(WASHINGTON POST)
The crew of NASA’s Artemis II mission has officially ventured further into space than any humans before, zooming more than 400,000km from Earth in its historic voyage around the far side of the moon.
The distance record, set just before 2pm Eastern on Monday, surpasses a milestone set by Apollo 13 in 1970. During that mission, an oxygen tank explosion prompted the astronauts to ditch their landing plans and slingshot themselves around the moon before arriving safely home.
On this flight, commander Reid Wiseman, pilot Victor Glover, and mission specialists Christina Koch and Jeremy Hansen awoke this morning to a special message recorded by Apollo 13 commander Jim Lovell before his death last year.

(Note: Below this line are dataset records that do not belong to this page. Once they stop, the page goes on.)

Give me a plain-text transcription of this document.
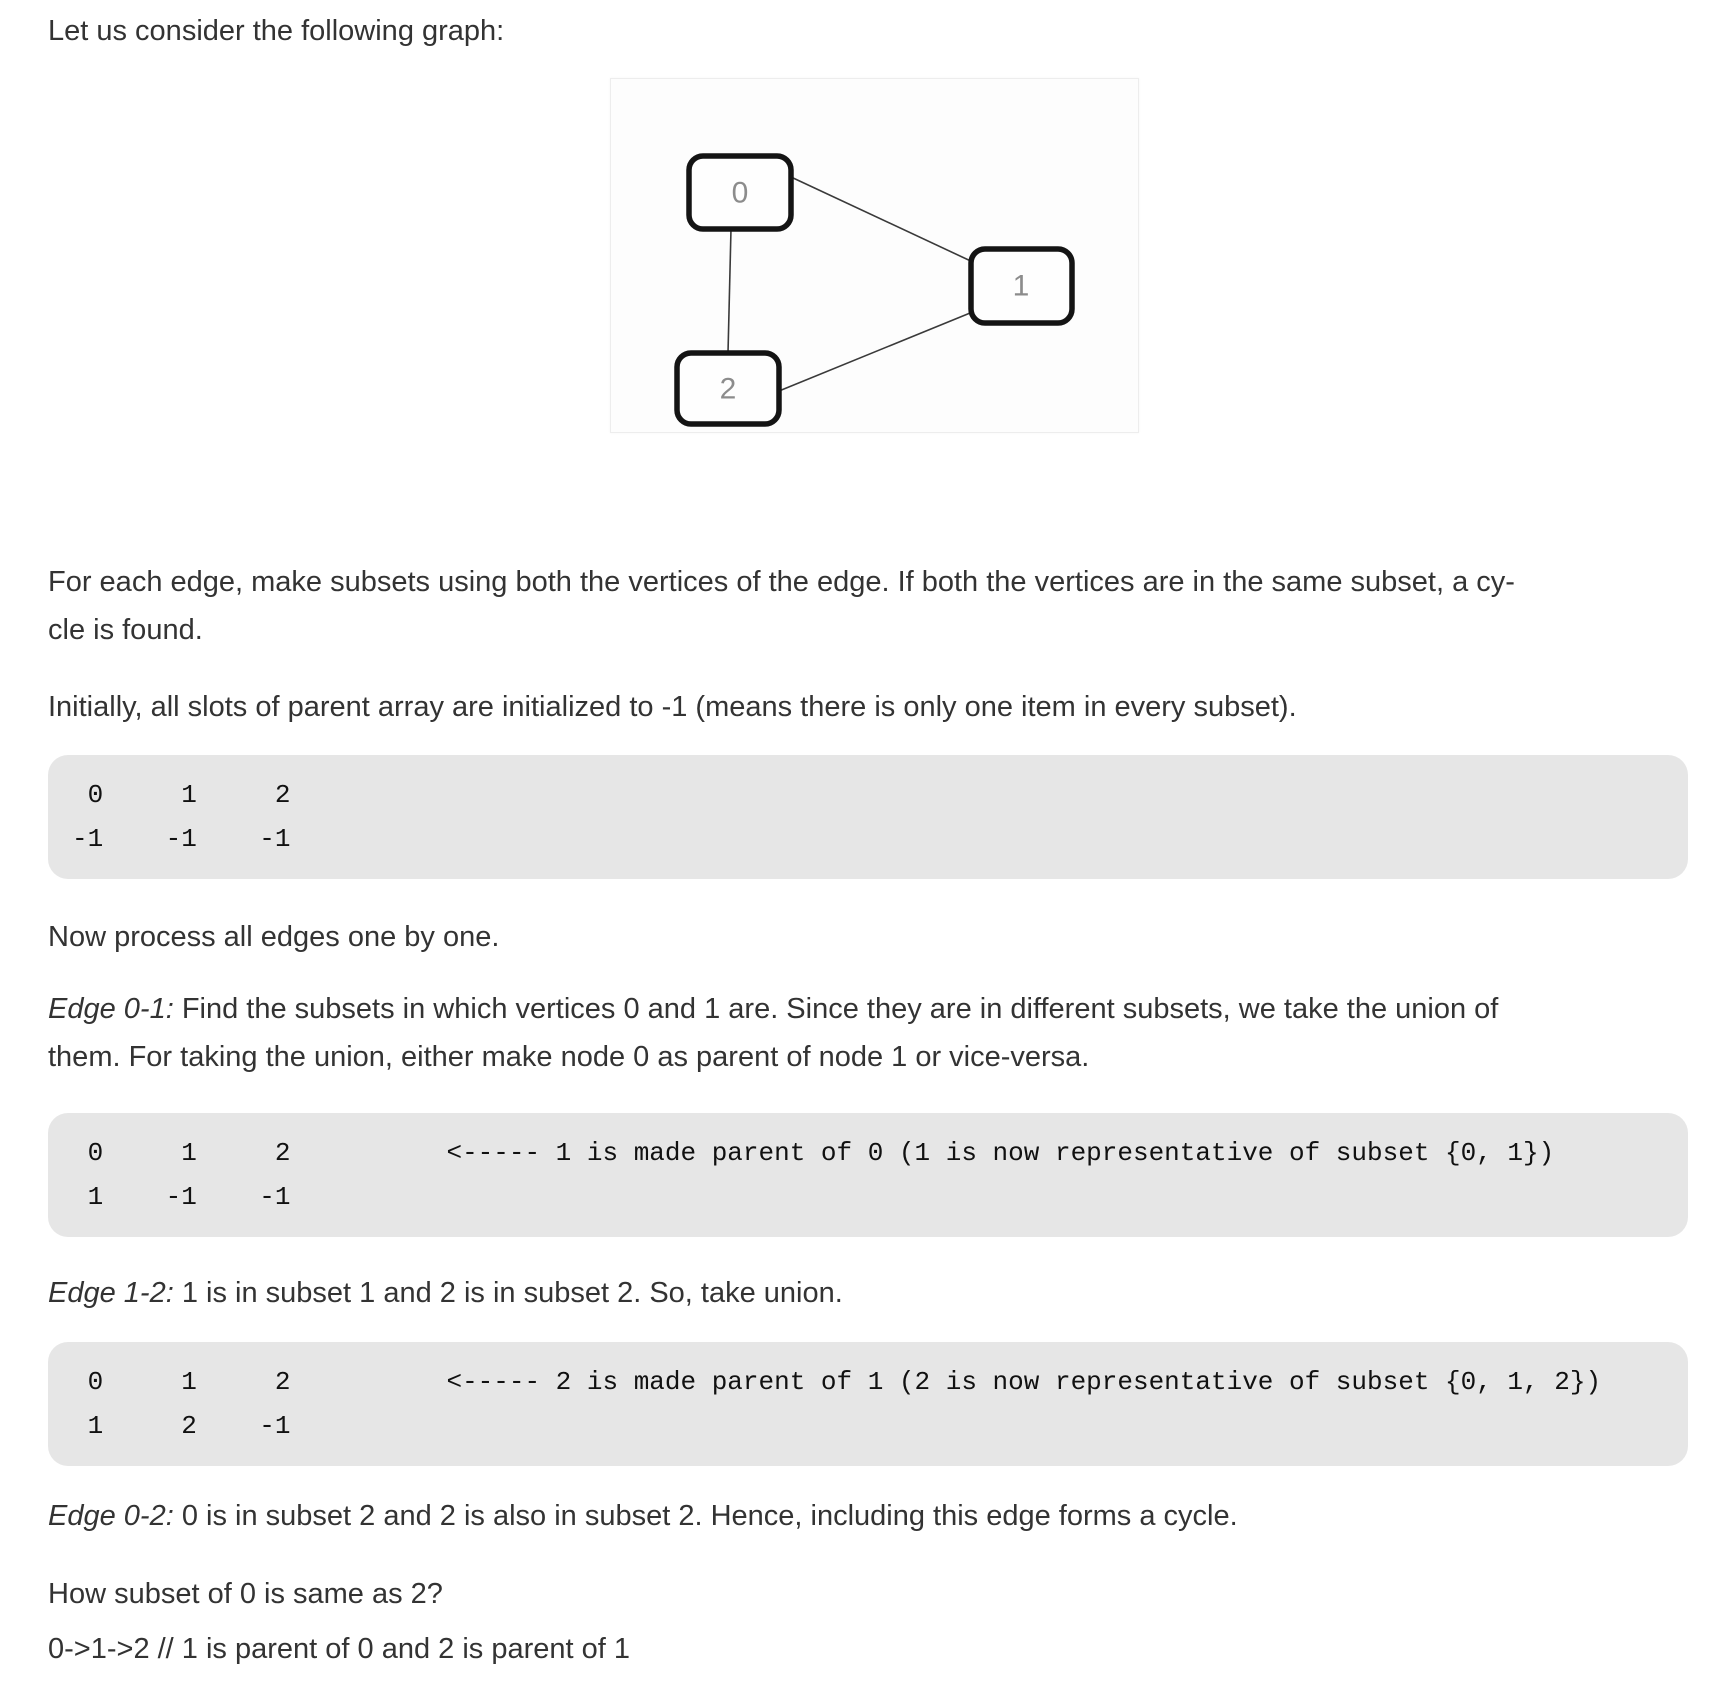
Let us consider the following graph:

0
1
2

For each edge, make subsets using both the vertices of the edge. If both the vertices are in the same subset, a cy-
cle is found.

Initially, all slots of parent array are initialized to -1 (means there is only one item in every subset).

0     1     2
-1    -1    -1

Now process all edges one by one.

Edge 0-1: Find the subsets in which vertices 0 and 1 are. Since they are in different subsets, we take the union of
them. For taking the union, either make node 0 as parent of node 1 or vice-versa.

0     1     2          <----- 1 is made parent of 0 (1 is now representative of subset {0, 1})
1    -1    -1

Edge 1-2: 1 is in subset 1 and 2 is in subset 2. So, take union.

0     1     2          <----- 2 is made parent of 1 (2 is now representative of subset {0, 1, 2})
1     2    -1

Edge 0-2: 0 is in subset 2 and 2 is also in subset 2. Hence, including this edge forms a cycle.

How subset of 0 is same as 2?

0->1->2 // 1 is parent of 0 and 2 is parent of 1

"Welcome to my old neighbourhood!” Lovell said. "It’s a historic day, and I know how busy you’ll be. But don’t forget to enjoy the view.”
Monday’s milestone marks the start of Artemis II’s crucial lunar observation period, when the crew will document a celestial landscape that no human has seen before.

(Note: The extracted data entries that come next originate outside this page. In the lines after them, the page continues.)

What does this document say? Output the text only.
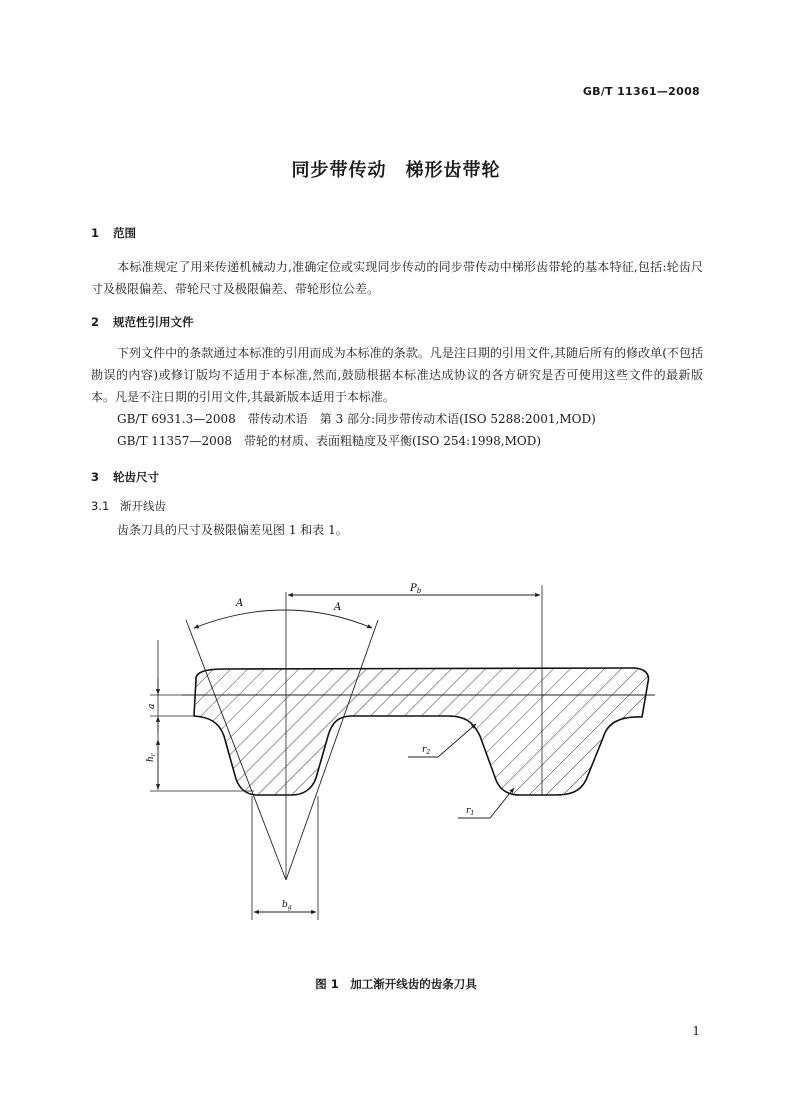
GB/T 11361—2008
同步带传动　梯形齿带轮
1 范围
本标准规定了用来传递机械动力,准确定位或实现同步传动的同步带传动中梯形齿带轮的基本特征,包括:轮齿尺寸及极限偏差、带轮尺寸及极限偏差、带轮形位公差。
2 规范性引用文件
下列文件中的条款通过本标准的引用而成为本标准的条款。凡是注日期的引用文件,其随后所有的修改单(不包括勘误的内容)或修订版均不适用于本标准,然而,鼓励根据本标准达成协议的各方研究是否可使用这些文件的最新版本。凡是不注日期的引用文件,其最新版本适用于本标准。
GB/T 6931.3—2008　带传动术语　第 3 部分:同步带传动术语(ISO 5288:2001,MOD)
GB/T 11357—2008　带轮的材质、表面粗糙度及平衡(ISO 254:1998,MOD)
3 轮齿尺寸
3.1 渐开线齿
齿条刀具的尺寸及极限偏差见图 1 和表 1。
$P_b$
A	A
a
$h_r$	$r_2$
$r_1$
$b_g$
图 1　加工渐开线齿的齿条刀具
1
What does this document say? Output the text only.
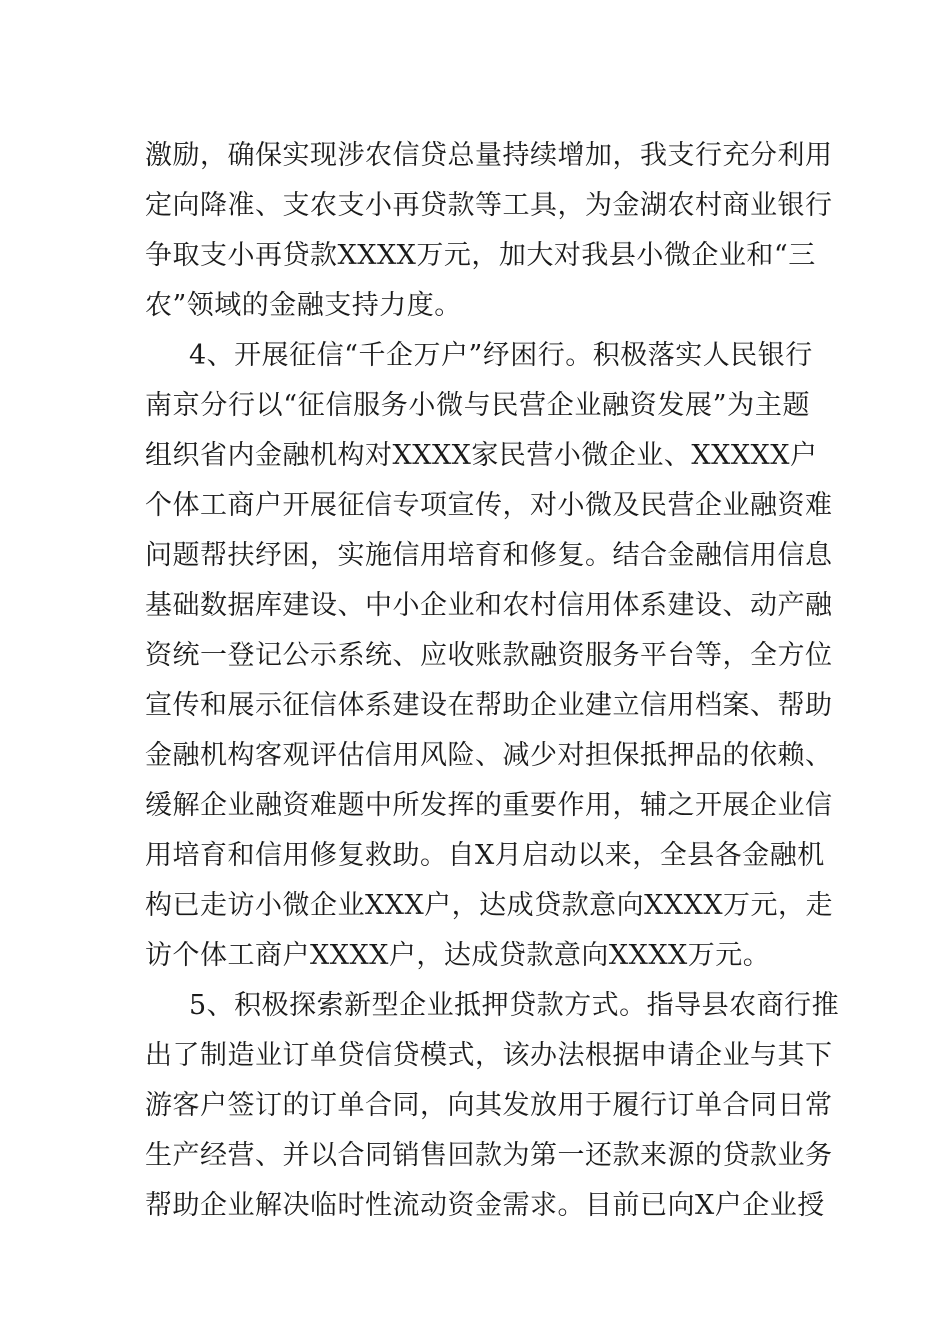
激励，确保实现涉农信贷总量持续增加，我支行充分利用
定向降准、支农支小再贷款等工具，为金湖农村商业银行
争取支小再贷款XXXX万元，加大对我县小微企业和“三
农”领域的金融支持力度。
4、开展征信“千企万户”纾困行。积极落实人民银行
南京分行以“征信服务小微与民营企业融资发展”为主题
组织省内金融机构对XXXX家民营小微企业、XXXXX户
个体工商户开展征信专项宣传，对小微及民营企业融资难
问题帮扶纾困，实施信用培育和修复。结合金融信用信息
基础数据库建设、中小企业和农村信用体系建设、动产融
资统一登记公示系统、应收账款融资服务平台等，全方位
宣传和展示征信体系建设在帮助企业建立信用档案、帮助
金融机构客观评估信用风险、减少对担保抵押品的依赖、
缓解企业融资难题中所发挥的重要作用，辅之开展企业信
用培育和信用修复救助。自X月启动以来，全县各金融机
构已走访小微企业XXX户，达成贷款意向XXXX万元，走
访个体工商户XXXX户，达成贷款意向XXXX万元。
5、积极探索新型企业抵押贷款方式。指导县农商行推
出了制造业订单贷信贷模式，该办法根据申请企业与其下
游客户签订的订单合同，向其发放用于履行订单合同日常
生产经营、并以合同销售回款为第一还款来源的贷款业务
帮助企业解决临时性流动资金需求。目前已向X户企业授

The Apollo missions were orchestrated so astronauts would arrive at the moon when its near side was facing the sun - giving them plenty of light for landings. But Artemis II’s lunar flyby will occur when the far side is illuminated, giving the crew a glimpse of craters, mountains and other features that were too dark or difficult to see during the Apollo era.
About 6.45pm, the crew inside the Orion capsule will watch "Earthset", when our home planet will slide beneath the moon’s horizon, cutting off communications with Mission Control.
About 40 minutes later, the astronauts will witness "Earthrise", seeing a view similar to what Lovell and his crewmates did during the Apollo 8 mission in 1968.
Speaking to Mission Control on Monday, Koch said she had that photograph hanging in her room as a child: The bleak, gray lunar landscape in the foreground. The black void of space as a backdrop. And at its centre, Earth’s blue and white emerging from shadow - gleaming like a beacon in the endless dark.